Il film: John Wick 4, 2023. Regia: Chad Stahelski. Cast: John Wick, Ian McShane, Donnie Yen, Bill Skarsgård. Genere: Azione. Durata: 169 minuti. Dove l’abbiamo visto: In anteprima stampa, al cinema.
Trama: John Wick trova una via per sconfiggere la Gran Tavola. Ma prima di guadagnare la libertà, Wick deve affrontare un nuovo nemico che ha potenti alleanze in tutto il mondo e ha mezzi tali da tramutare vecchi amici in nuovi nemici.

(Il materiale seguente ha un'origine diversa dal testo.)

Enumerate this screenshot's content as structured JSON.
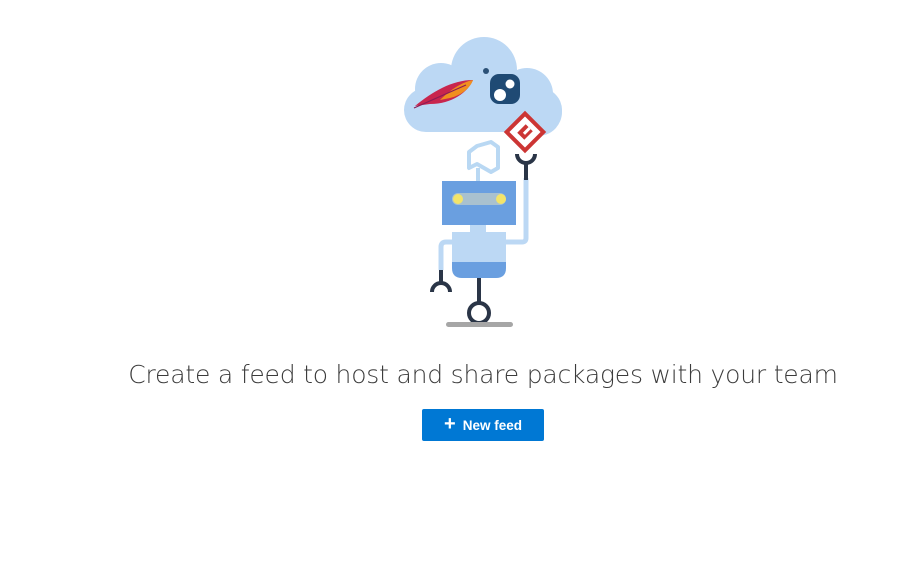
{
  "empty_state": {
    "headline": "Create a feed to host and share packages with your team",
    "button_label": "New feed",
    "button_icon": "plus-icon"
  },
  "colors": {
    "accent": "#0078d4",
    "cloud": "#b9d8f3",
    "robot_body": "#6a9fe0",
    "robot_dark": "#2a3547"
  }
}
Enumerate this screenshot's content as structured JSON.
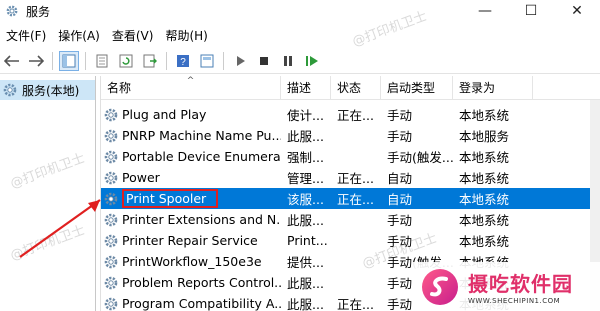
{
  "window": {
    "title": "服务",
    "minimize": "—",
    "maximize": "☐",
    "close": "✕"
  },
  "menu": [
    "文件(F)",
    "操作(A)",
    "查看(V)",
    "帮助(H)"
  ],
  "left_pane": {
    "tree_item": "服务(本地)"
  },
  "columns": {
    "name": "名称",
    "desc": "描述",
    "status": "状态",
    "start": "启动类型",
    "logon": "登录为"
  },
  "services": [
    {
      "name": "Plug and Play",
      "desc": "使计...",
      "status": "正在...",
      "start": "手动",
      "logon": "本地系统"
    },
    {
      "name": "PNRP Machine Name Pu...",
      "desc": "此服...",
      "status": "",
      "start": "手动",
      "logon": "本地服务"
    },
    {
      "name": "Portable Device Enumera...",
      "desc": "强制...",
      "status": "",
      "start": "手动(触发...",
      "logon": "本地系统"
    },
    {
      "name": "Power",
      "desc": "管理...",
      "status": "正在...",
      "start": "自动",
      "logon": "本地系统"
    },
    {
      "name": "Print Spooler",
      "desc": "该服...",
      "status": "正在...",
      "start": "自动",
      "logon": "本地系统",
      "selected": true
    },
    {
      "name": "Printer Extensions and N...",
      "desc": "此服...",
      "status": "",
      "start": "手动",
      "logon": "本地系统"
    },
    {
      "name": "Printer Repair Service",
      "desc": "Print...",
      "status": "",
      "start": "手动",
      "logon": "本地系统"
    },
    {
      "name": "PrintWorkflow_150e3e",
      "desc": "提供...",
      "status": "",
      "start": "手动(触发...",
      "logon": "本地系统"
    },
    {
      "name": "Problem Reports Control...",
      "desc": "此服...",
      "status": "",
      "start": "手动",
      "logon": "本地系统"
    },
    {
      "name": "Program Compatibility A...",
      "desc": "此服...",
      "status": "正在...",
      "start": "手动",
      "logon": "本地系统"
    }
  ],
  "watermark": "@打印机卫士",
  "brand": {
    "name": "摄吃软件园",
    "url": "WWW.SHECHIPIN1.COM"
  },
  "colors": {
    "selection": "#0078d7",
    "highlight_box": "#e02020",
    "brand": "#e0306a"
  }
}
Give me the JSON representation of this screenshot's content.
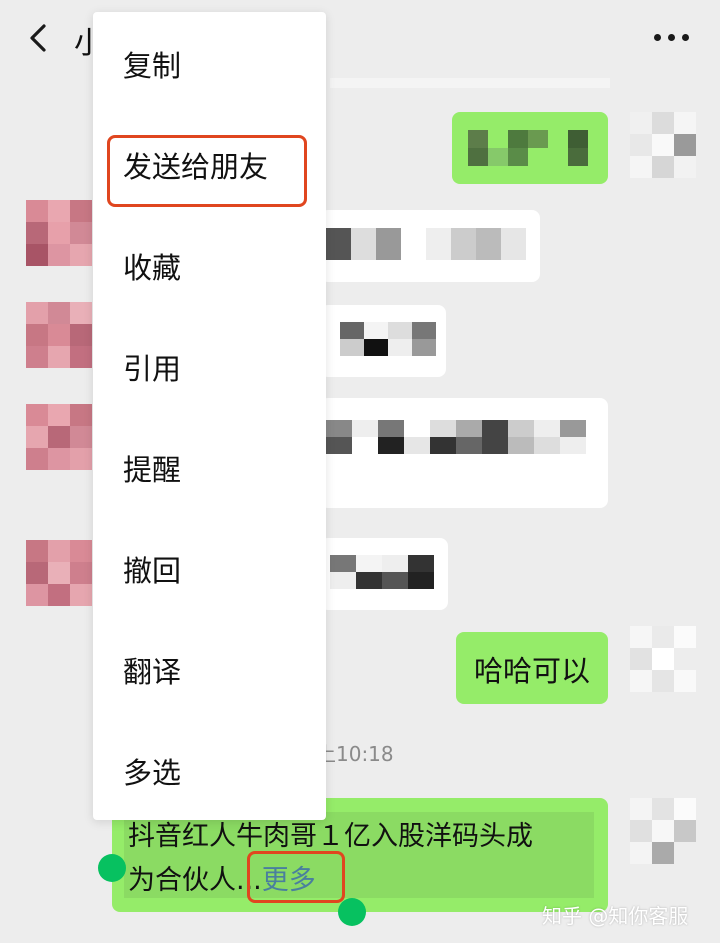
{
  "header": {
    "title_visible": "小",
    "back_icon": "chevron-left-icon",
    "more_icon": "ellipsis-icon"
  },
  "context_menu": {
    "items": [
      {
        "label": "复制"
      },
      {
        "label": "发送给朋友",
        "highlighted": true
      },
      {
        "label": "收藏"
      },
      {
        "label": "引用"
      },
      {
        "label": "提醒"
      },
      {
        "label": "撤回"
      },
      {
        "label": "翻译"
      },
      {
        "label": "多选"
      }
    ]
  },
  "messages": {
    "reply_text": "哈哈可以",
    "timestamp_partial": "上10:18",
    "selected_message": {
      "line1": "抖音红人牛肉哥１亿入股洋码头成",
      "line2_prefix": "为合伙人",
      "ellipsis": "...",
      "more_label": "更多"
    }
  },
  "watermark": "知乎 @知你客服",
  "colors": {
    "background": "#ededed",
    "green_bubble": "#95ec69",
    "highlight": "#e0461f",
    "selection_handle": "#07c160",
    "more_link": "#4a7f9e"
  }
}
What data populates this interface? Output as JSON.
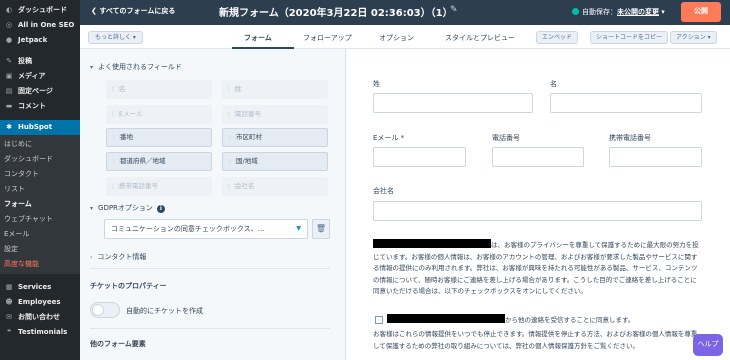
{
  "wp_sidebar": {
    "items": [
      {
        "icon": "gauge-icon",
        "glyph": "◐",
        "label": "ダッシュボード"
      },
      {
        "icon": "seo-icon",
        "glyph": "◎",
        "label": "All in One SEO"
      },
      {
        "icon": "jetpack-icon",
        "glyph": "●",
        "label": "Jetpack"
      }
    ],
    "items2": [
      {
        "icon": "pin-icon",
        "glyph": "✎",
        "label": "投稿"
      },
      {
        "icon": "media-icon",
        "glyph": "▣",
        "label": "メディア"
      },
      {
        "icon": "page-icon",
        "glyph": "▤",
        "label": "固定ページ"
      },
      {
        "icon": "comment-icon",
        "glyph": "▬",
        "label": "コメント"
      }
    ],
    "hubspot": {
      "icon": "hubspot-icon",
      "glyph": "✱",
      "label": "HubSpot"
    },
    "sub_items": [
      "はじめに",
      "ダッシュボード",
      "コンタクト",
      "リスト",
      "フォーム",
      "ウェブチャット",
      "Eメール",
      "設定",
      "高度な機能"
    ],
    "items3": [
      {
        "icon": "services-icon",
        "glyph": "▦",
        "label": "Services"
      },
      {
        "icon": "employees-icon",
        "glyph": "☻",
        "label": "Employees"
      },
      {
        "icon": "mail-icon",
        "glyph": "✉",
        "label": "お問い合わせ"
      },
      {
        "icon": "testimonials-icon",
        "glyph": "❝",
        "label": "Testimonials"
      }
    ]
  },
  "topbar": {
    "back_label": "すべてのフォームに戻る",
    "title": "新規フォーム（2020年3月22日 02:36:03）（1）",
    "autosave_label": "自動保存：",
    "autosave_link": "未公開の変更",
    "autosave_caret": "▾",
    "publish_label": "公開"
  },
  "subbar": {
    "ask_label": "もっと詳しく ▾",
    "tabs": [
      "フォーム",
      "フォローアップ",
      "オプション",
      "スタイルとプレビュー"
    ],
    "embed_label": "エンベッド",
    "copy_label": "ショートコードをコピー",
    "action_label": "アクション ▾"
  },
  "left_panel": {
    "common_fields_heading": "よく使用されるフィールド",
    "fields": [
      {
        "label": "名",
        "state": "dim"
      },
      {
        "label": "姓",
        "state": "dim"
      },
      {
        "label": "Eメール",
        "state": "dim"
      },
      {
        "label": "電話番号",
        "state": "dim"
      },
      {
        "label": "番地",
        "state": "on"
      },
      {
        "label": "市区町村",
        "state": "on"
      },
      {
        "label": "都道府県／地域",
        "state": "on"
      },
      {
        "label": "国/地域",
        "state": "on"
      },
      {
        "label": "携帯電話番号",
        "state": "dim"
      },
      {
        "label": "会社名",
        "state": "dim"
      }
    ],
    "gdpr_heading": "GDPRオプション",
    "gdpr_select_value": "コミュニケーションの同意チェックボックス、...",
    "contact_info_heading": "コンタクト情報",
    "ticket_heading": "チケットのプロパティー",
    "toggle_label": "自動的にチケットを作成",
    "other_heading": "他のフォーム要素"
  },
  "preview": {
    "labels": {
      "last_name": "姓",
      "first_name": "名",
      "email": "Eメール *",
      "phone": "電話番号",
      "mobile": "携帯電話番号",
      "company": "会社名"
    },
    "privacy_text_1": "は、お客様のプライバシーを尊重して保護するために最大限の努力を投じています。お客様の個人情報は、お客様のアカウントの管理、およびお客様が要求した製品やサービスに関する情報の提供にのみ利用されます。弊社は、お客様が興味を持たれる可能性がある製品、サービス、コンテンツの情報について、随時お客様にご連絡を差し上げる場合があります。こうした目的でご連絡を差し上げることに同意いただける場合は、以下のチェックボックスをオンにしてください。",
    "consent_text": "から他の連絡を受信することに同意します。",
    "privacy_text_2": "お客様はこれらの情報提供をいつでも停止できます。情報提供を停止する方法、およびお客様の個人情報を尊重して保護するための弊社の取り組みについては、弊社の個人情報保護方針をご覧ください。"
  },
  "help_label": "ヘルプ"
}
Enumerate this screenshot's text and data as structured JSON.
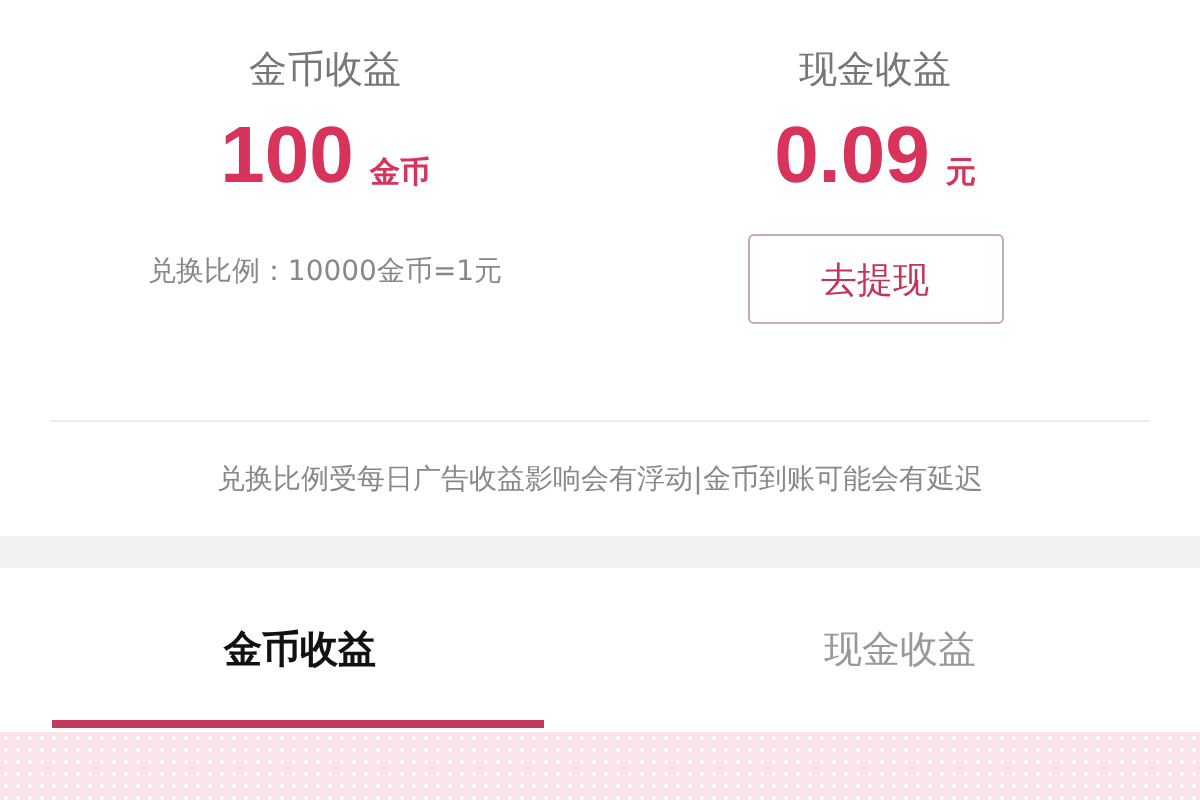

Ancora meno trama, ancora più minutaggio, ancora più botte. John Wick è tornato e si radicalizza: l’ordine del gioco prende dalle fondamenta del passato, ma diventa un’altra cosa rispetto a quella a cui eravamo abituati. In regia resta Chad Stahelski, invece in sceneggiatura è la prima volta che non c’è il creatore del franchise Derek Kolstad – al suo posto Shay Hatten e Michael Finch. Lo vedremo in questa recensione di John Wick 4, il nuovo capitolo dedicato al Baba Yaga si gonfia eppure si riduce all’osso. Tutto cambia per cambiare ancora meno.
La trama di John Wick 4
Quando l’avevamo lasciato alla fine del terzo film, John Wick (l’irrinunciabile Keanu Reeves) era appena atterrato dopo un lungo volo dalla cima dell’Hotel Continental. Lì si era beccato alcune pallottole in petto. A sparargli, ma per salvarlo dalle grinfie della Gran Tavola, era stato Winston (Ian McShane). Adesso John ha però trovato un modo per vendicarsi dell’ordine e svincolarsi in maniera definitiva dalla morsa che lo opprime.
Le cose, ovviamente, non stanno proprio come spera lui. Entra in gioco l’ennesimo oscuro figuro, il Marchese Vincent de Gramont (Bill Skarsgård), da poco eletto membro della Gran Tavola perché incaricatosi di dare la caccia ed eliminare una volta per tutte l’assassino ricercato. Inizia una caccia all’uomo per tutto il globo – Osaka, Berlino, Parigi, con una New York messa all’angolo – dove ogni cosa cala ancora più nella penombra, dove ogni svolta presenta un ostacolo che John deve travolgere per stringere in mano il destino che sta tanto agognando.
Il palcoscenico del mondo
Grande punto di forza della saga di John Wick è da sempre la capacità di tessere carisma attraverso l’esposizione del contesto. Certo, gli scontri ad arma bianca e a fuoco incollano davanti lo schermo, ma è nella cura della costruzione di tutto ciò da cui scaturiscono e in ciò in cui ricadono che c’è il valore di questo franchise. John Wick è il vettore che guida in universo codificato, rigoroso, puntuale nell’andare ad elaborarsi tramite regole da rispettare e rituali da compiere.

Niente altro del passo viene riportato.